Scientists in the United States and Europe have plentiful data on who gets infected and who is least likely to survive COVID-19, and their findings can help prioritize who should get vaccinated.

Forget using crude racial proxies.

Who is at risk of dying? The elderly, above all, and anyone with medical conditions such as heart disease, morbid obesity, hypertension and diabetes.

People of all ethnicities can suffer from these conditions, but blacks do so disproportionately. That’s why, if they contract COVID-19, they’re more apt to need hospitalization and ICU care than infected whites, according to new research in the New England Journal of Medicine. African Americans made up 31 percent of the Louisiana population studied, but 70 percent of the infected, 77 percent of hospitalized cases and 80 percent of patients in the ICU.

New York City data show that blacks with COVID-19 are more likely to be hospitalized than whites are, largely because obesity, hypertension, cardiovascular disease, diabetes and other complications make the virus more life-threatening.

ACIP should prioritize vaccinating people with these complications. Many will be black, to be sure, but they will be getting priority treatment for medical reasons, not skin color.

People who live in crowded urban areas and in multi-generational households are at higher risk of COVID-19. So are mass-transit riders and people who work in close contact with the public, such as fast-food attendants and bus drivers.

In Britain, that group is heavily Middle Eastern and East Asian. In the United States, it’s often black and Hispanic. But not always. Using race to prioritize vaccinations would result in unfair situations, like putting the black college professor who works from home ahead of the white transit worker.

Instead, the CDC committee should prioritize population-dense neighborhoods and multi-generational households, as well as highly exposed workers like ­supermarket cashiers and bus drivers.

What about claims that blacks with COVID-19 are getting inferior medical care? That’s an insult to frontline health workers of all races, and the evidence suggests it’s also untrue. In the New England Journal of Medicine study, 80 percent of patients sick enough to be in the ICU were black, but only 71 percent of those who died. In other words, blacks in the ICU had a better chance of surviving than whites in the ICU did.

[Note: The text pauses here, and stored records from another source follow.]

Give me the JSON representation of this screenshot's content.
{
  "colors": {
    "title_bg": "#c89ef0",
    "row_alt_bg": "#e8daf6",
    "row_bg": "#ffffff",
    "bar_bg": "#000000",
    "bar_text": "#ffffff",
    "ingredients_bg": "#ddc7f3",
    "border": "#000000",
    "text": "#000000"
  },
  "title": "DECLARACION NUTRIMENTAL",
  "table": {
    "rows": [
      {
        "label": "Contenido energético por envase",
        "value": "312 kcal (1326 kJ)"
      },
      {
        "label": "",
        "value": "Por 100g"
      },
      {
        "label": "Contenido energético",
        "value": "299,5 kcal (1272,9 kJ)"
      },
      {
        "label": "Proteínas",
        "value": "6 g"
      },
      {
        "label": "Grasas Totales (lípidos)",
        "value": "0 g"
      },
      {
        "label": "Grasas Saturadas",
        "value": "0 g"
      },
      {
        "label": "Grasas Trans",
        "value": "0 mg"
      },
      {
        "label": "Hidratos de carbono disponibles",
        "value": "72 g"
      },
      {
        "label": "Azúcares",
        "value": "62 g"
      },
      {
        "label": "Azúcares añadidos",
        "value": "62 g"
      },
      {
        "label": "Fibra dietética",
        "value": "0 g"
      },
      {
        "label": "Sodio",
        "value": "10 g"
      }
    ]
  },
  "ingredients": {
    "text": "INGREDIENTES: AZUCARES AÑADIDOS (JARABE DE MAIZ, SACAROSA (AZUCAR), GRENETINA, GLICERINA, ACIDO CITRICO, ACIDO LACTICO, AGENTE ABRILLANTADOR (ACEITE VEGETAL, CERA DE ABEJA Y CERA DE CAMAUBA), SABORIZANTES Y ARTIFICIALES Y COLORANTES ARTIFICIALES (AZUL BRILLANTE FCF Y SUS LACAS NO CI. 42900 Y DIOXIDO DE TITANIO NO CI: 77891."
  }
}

The same holds true in New York City, though the data are incomplete. Black hospital patients with COVID-19 appear to survive at slightly higher rates than do hospitalized COVID-19 patients of other races.

To get Americans vaccinated — a huge challenge — we need to put aside racial politics and be guided by science. Many minorities will still go to the front of the line, but based on medical need, not woke ideology.

Betsy McCaughey is author of the forthcoming book “The Next Pandemic.”